Bose glass transition and spin-wave localization for 2D bosons in a random potential

TL;DR

This paper investigates the transition between superfluid, Bose-glass, and insulator phases in 2D hard-core bosons with disorder, revealing a rich phase diagram influenced by quantum fluctuations and localization phenomena.

Contribution

It introduces a spin-wave approach to analyze the superfluid-insulator transition in disordered 2D bosons, uncovering the emergence of a Bose-glass phase and a mobility edge in the excitation spectrum.

Findings

Disappearance of Bose-condensed fraction before superfluidity with increasing disorder

Emergence of a finite Bose-glass phase between superfluid and insulator

Presence of a mobility edge in the spin-wave spectrum that vanishes in the Bose-glass phase

Abstract

A spin-wave approach of the zero temperature superfluid-insulator transition for two-dimensional hard-core bosons in a random potential $\mu=\pm$ W is developed.
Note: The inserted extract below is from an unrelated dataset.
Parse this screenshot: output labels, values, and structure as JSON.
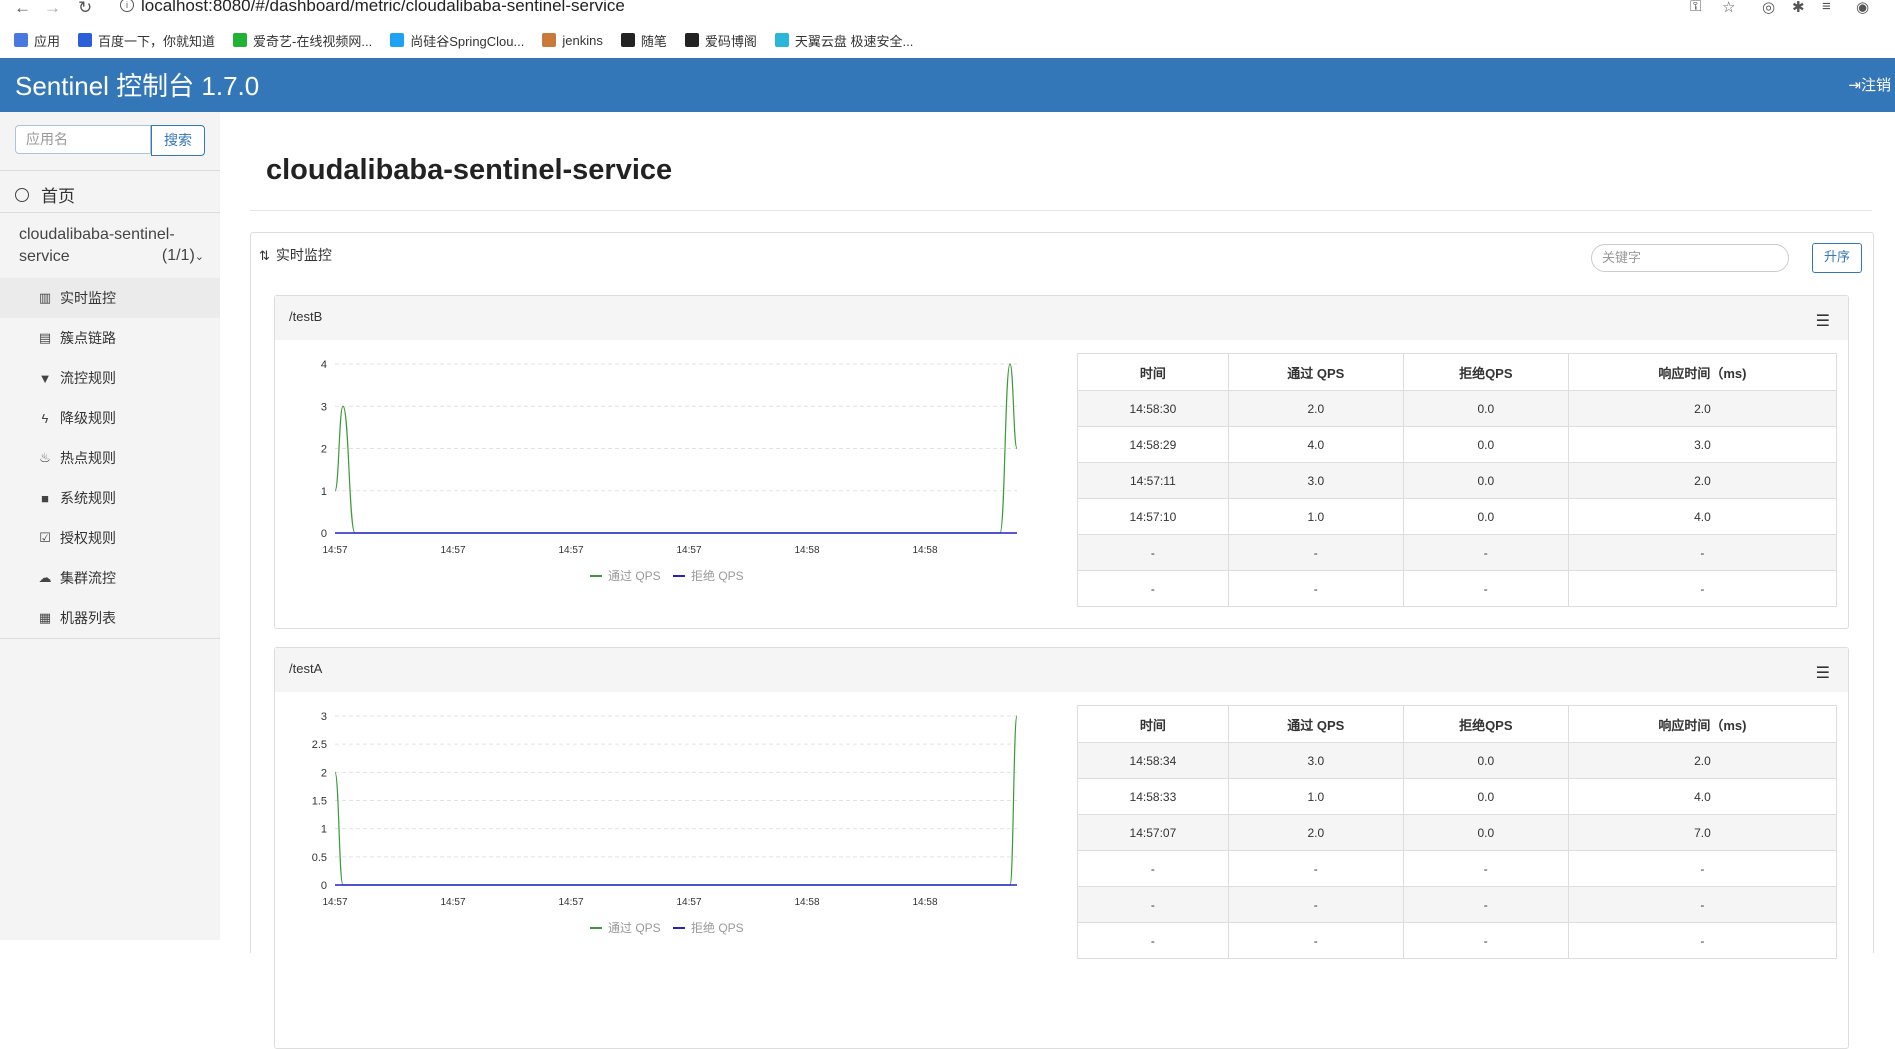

While at the classical level there is no intervening phase between the Bose-condensed superfluid (SF) and the gapped disordered insulator, the introduction of quantum fluctuations leads to a much richer physics. Upon increasing the disorder strength W, the Bose-condensed fraction disappears first, before the SF. Then a gapless Bose-glass phase emerges over a finite region until the insulator appears. Furthermore, in the strongly disordered SF regime, a mobility edge in the spin-wave excitation spectrum is found at a finite frequency $\Omega_c$ decreasing with W, and presumably vanishing in the Bose-glass phase.